Section 3 : VERS LA TERRITORIALISATION DE LA REGULATION ECONOMIQUE SPATIALE

Les deux sections précédentes nous ont permis de décrire et analyser la manière dont l’Etat français organise la régulation économique aux niveaux national et local, de façon très dirigiste et centralisée, durant la période de croissance qui va de la fin de la guerre au début des années 1970. Elles montrent l’importance du volet spatial dans la mise en application de cette politique dans l’agglomération lyonnaise et l’influence de la pensée technocratique et aménagiste des services de l’Etat dans la conception et l’orientation économiques de la métropole lyonnaise au cours des années 1960. La domination du pouvoir central sur le devenir de l’agglomération lyonnaise occasionne l’éviction de la majeure partie des acteurs économiques du processus décisionnel de la planification économique et territoriale, ainsi que la mise au pas et la réorganisation institutionnelle des structures politiques et techniques locales. L’Etat porte l’intérêt des grandes entreprises du pays et l’enjeu de la compétitivité économique nationale, qu’il impose sur la scène locale à travers la politique d’aménagement du territoire et sa propre conception de ce que doit être l’intervention publique en faveur de l’économie.

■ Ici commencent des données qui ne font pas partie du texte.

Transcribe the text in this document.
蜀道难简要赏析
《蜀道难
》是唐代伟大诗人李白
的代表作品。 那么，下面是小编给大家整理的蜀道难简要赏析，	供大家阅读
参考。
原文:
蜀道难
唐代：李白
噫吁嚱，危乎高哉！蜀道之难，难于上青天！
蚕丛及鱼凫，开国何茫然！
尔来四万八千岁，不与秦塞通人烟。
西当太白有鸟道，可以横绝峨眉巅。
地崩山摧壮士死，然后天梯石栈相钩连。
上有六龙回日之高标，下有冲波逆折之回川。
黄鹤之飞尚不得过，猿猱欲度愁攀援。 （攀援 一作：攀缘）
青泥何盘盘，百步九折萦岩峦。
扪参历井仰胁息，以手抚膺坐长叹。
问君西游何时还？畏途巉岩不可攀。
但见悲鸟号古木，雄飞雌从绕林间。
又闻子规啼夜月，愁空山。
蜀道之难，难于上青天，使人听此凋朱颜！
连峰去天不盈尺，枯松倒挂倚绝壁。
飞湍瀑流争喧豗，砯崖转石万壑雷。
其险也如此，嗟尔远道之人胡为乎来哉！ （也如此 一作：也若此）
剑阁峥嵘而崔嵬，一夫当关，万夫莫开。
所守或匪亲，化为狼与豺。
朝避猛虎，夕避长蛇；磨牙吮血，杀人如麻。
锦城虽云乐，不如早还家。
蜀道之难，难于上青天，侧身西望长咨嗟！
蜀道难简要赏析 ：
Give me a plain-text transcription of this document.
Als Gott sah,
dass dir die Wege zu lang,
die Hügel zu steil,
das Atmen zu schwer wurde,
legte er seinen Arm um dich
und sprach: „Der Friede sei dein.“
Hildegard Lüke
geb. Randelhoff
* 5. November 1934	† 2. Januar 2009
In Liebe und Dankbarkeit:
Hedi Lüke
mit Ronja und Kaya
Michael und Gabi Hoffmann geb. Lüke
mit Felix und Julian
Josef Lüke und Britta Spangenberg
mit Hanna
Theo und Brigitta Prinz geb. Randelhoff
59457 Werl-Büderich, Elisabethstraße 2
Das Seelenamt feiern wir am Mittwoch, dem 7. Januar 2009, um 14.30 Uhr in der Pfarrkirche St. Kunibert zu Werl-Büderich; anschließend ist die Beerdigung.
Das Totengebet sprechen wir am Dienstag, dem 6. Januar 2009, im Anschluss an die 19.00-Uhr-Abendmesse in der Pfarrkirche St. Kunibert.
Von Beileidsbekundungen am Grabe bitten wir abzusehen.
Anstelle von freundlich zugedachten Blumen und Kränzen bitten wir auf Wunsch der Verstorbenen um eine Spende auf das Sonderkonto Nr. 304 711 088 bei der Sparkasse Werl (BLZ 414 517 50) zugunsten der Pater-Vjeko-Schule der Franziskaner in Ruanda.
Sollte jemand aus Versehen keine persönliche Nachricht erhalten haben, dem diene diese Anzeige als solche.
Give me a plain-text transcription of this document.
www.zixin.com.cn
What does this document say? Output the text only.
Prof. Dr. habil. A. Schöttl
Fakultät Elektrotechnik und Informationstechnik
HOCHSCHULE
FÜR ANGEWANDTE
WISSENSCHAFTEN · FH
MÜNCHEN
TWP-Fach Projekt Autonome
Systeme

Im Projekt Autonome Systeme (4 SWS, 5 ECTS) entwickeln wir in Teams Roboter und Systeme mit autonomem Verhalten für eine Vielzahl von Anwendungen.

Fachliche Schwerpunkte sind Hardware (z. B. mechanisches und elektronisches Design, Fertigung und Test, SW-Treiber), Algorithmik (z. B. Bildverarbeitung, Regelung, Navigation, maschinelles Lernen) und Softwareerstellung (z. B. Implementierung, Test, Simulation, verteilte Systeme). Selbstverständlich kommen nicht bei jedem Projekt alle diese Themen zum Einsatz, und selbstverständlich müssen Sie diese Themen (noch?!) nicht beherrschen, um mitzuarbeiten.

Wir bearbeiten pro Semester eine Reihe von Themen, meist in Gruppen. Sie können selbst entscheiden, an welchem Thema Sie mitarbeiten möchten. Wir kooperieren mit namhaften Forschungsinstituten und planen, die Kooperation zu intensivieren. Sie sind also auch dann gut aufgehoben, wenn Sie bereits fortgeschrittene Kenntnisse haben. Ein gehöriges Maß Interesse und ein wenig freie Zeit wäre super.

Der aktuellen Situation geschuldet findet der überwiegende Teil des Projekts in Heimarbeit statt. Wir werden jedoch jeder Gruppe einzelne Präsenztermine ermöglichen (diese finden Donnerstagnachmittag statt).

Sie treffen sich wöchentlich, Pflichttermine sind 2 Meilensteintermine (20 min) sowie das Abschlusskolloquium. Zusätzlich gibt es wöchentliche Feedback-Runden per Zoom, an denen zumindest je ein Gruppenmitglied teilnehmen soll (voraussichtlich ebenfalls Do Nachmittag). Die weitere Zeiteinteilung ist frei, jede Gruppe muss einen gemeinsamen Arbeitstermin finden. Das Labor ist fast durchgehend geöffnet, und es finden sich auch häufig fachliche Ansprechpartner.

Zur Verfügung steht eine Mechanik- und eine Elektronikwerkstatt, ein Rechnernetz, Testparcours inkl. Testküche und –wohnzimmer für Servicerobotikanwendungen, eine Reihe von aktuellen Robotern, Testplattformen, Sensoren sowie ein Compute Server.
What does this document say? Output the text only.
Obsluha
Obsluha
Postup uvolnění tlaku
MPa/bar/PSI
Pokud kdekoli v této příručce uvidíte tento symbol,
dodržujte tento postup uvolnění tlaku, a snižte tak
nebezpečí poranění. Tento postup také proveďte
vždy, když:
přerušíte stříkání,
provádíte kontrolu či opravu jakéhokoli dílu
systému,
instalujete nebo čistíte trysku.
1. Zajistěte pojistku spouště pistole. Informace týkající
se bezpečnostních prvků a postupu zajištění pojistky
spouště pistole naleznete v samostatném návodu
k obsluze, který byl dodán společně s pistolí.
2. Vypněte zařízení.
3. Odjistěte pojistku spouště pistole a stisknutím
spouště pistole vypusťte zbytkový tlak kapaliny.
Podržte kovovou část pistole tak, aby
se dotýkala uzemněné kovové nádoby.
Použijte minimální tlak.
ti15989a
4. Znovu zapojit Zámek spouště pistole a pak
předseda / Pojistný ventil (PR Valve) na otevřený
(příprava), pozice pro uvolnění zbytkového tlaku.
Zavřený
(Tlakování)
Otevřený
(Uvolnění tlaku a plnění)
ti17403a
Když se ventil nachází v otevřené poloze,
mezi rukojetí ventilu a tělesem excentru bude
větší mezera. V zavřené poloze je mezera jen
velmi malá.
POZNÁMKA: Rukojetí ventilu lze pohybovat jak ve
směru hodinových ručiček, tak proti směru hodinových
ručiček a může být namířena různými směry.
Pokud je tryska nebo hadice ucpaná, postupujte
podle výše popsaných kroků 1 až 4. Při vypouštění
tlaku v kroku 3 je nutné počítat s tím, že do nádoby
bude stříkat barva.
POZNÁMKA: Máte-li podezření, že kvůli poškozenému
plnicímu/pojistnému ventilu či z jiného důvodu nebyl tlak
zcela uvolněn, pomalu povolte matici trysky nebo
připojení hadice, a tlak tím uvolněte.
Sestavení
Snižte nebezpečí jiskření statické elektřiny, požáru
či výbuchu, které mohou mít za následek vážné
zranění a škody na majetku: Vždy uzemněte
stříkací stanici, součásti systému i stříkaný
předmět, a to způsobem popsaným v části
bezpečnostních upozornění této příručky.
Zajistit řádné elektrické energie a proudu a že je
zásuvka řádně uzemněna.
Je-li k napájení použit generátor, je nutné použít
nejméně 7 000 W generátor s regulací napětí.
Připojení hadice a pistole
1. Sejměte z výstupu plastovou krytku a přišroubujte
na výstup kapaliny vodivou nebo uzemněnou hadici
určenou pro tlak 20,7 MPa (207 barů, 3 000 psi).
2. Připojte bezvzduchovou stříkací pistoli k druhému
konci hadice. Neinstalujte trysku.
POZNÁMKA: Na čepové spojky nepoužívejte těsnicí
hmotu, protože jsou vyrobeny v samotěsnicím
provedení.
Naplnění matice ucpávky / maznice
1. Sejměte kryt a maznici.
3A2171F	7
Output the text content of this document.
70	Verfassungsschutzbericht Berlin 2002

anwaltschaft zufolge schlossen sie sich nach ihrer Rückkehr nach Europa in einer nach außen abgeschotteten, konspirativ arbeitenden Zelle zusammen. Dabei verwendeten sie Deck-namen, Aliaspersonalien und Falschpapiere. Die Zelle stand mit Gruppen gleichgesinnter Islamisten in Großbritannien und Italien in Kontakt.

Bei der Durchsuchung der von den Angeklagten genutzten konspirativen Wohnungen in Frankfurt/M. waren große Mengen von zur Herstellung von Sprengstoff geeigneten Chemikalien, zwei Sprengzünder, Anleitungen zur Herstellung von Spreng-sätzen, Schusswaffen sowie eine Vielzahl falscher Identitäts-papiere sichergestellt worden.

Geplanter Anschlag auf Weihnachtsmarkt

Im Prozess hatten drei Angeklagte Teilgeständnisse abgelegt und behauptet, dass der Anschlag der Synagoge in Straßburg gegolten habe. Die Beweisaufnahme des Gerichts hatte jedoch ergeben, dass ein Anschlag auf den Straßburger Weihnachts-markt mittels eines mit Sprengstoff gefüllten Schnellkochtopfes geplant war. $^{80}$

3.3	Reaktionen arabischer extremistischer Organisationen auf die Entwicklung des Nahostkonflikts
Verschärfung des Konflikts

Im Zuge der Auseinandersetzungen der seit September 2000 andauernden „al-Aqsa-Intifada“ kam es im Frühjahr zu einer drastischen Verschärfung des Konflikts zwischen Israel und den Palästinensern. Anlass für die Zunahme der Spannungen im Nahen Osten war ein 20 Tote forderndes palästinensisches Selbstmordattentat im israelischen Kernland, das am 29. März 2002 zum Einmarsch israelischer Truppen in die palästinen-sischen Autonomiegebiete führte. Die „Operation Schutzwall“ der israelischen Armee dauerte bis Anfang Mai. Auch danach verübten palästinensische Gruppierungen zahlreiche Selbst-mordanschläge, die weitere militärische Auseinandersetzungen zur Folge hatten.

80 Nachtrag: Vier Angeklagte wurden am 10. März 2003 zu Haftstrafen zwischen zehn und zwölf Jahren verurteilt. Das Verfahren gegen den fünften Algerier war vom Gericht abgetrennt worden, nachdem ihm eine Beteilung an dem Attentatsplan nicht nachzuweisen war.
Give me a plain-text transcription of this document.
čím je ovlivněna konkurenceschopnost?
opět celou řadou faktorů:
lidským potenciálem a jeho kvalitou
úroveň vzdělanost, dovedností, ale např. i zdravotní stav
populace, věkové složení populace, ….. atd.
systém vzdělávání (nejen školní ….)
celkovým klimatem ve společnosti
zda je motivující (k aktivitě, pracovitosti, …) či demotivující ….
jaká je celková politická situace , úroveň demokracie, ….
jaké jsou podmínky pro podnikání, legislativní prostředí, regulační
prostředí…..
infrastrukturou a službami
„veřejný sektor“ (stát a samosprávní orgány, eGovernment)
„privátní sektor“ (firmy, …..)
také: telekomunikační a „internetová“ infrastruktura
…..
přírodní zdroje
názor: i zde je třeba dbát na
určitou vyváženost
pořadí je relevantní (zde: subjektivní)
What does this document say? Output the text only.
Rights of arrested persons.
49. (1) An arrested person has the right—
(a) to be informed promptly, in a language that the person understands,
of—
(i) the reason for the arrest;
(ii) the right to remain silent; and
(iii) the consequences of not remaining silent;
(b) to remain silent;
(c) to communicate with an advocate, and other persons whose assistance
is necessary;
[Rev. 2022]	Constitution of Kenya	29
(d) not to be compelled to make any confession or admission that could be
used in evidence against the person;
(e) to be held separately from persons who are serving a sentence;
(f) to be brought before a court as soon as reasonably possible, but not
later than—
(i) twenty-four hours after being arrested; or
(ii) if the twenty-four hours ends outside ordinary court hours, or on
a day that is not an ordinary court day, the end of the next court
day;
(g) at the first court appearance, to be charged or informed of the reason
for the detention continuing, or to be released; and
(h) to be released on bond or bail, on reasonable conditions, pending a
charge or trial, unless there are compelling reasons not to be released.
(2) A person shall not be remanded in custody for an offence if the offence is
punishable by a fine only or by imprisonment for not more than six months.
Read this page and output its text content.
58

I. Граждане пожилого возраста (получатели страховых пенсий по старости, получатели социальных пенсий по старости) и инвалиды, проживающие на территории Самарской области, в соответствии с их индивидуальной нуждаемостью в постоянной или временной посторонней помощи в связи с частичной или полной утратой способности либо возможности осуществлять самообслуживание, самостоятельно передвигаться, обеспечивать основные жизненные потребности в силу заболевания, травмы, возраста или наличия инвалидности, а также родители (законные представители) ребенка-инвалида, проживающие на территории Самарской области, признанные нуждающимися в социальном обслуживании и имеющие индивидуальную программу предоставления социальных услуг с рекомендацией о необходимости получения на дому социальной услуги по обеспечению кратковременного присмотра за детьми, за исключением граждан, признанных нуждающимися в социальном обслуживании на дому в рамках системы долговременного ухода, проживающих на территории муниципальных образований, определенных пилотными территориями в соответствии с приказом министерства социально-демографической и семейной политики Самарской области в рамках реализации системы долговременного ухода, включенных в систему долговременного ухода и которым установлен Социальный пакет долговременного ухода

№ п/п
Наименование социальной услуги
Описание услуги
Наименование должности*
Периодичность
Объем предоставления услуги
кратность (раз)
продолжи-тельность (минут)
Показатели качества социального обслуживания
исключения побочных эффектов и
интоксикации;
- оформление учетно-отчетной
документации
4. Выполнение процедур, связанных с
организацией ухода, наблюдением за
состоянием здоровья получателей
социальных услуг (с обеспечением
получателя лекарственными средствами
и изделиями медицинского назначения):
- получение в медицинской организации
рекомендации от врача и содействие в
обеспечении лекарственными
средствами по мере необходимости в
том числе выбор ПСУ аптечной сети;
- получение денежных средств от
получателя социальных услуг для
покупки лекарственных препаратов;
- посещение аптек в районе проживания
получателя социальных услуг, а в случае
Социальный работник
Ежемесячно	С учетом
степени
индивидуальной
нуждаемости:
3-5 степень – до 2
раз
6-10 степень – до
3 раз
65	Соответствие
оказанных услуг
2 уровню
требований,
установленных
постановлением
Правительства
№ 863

Cependant, les intérêts économiques des grands groupes industriels ou tertiaires français ne sont pas assimilables aux intérêts de toutes les entreprises du pays, notamment celles qui constituent le cœur du système productif lyonnais. Les méthodes d’action utilisées et les orientations définies par les pouvoirs publics pour agir sur le fonctionnement de l’économie, très normatives et rigides, ne correspondent pas vraiment aux besoins plutôt mouvants des entreprises. De la même façon, les motivations interventionnistes et conceptuelles des responsables gouvernementaux ne sont pas forcément partagées par les élites politiques lyonnaises, qui subissent plus qu’elles ne maîtrisent les orientations de la politique économique et d’aménagement du territoire étatique, comme le nouvel appareillage institutionnel et opérationnel déployé par l’Etat dans l’agglomération.

Ce consensus local d’hostilité vis-à-vis de l’Etat régulateur, conforté par la survenue de la crise, sert de ciment à la construction d’une nouvelle approche de la régulation économique et territoriale par le système d’acteurs lyonnais dans les années 1970. Celle-ci consacre l’avènement de la logique du développement économique local et l’amorce d’une territorialisation de l’interventionnisme économique à Lyon.

Cette dernière section a ainsi pour objectif de disséquer les conditions d’émergence de la politique économique lyonnaise, afin d’identifier les changements en termes de référentiel et de contenu de l’action, en termes de méthodes d’intervention, mais aussi en termes d’organisation du système d’acteurs local et de répartition des rôles dans la conduite de l’intervention économique au niveau local. Le rôle des structures de représentation des intérêts économiques lyonnais dans l’émergence d’une politique de régulation économique territoriale pilotée au niveau local apparaît comme déterminant et pilote, alors que les pouvoirs publics municipaux et communautaires n’ont pas de prérogatives d’action officiellement reconnues par l’Etat.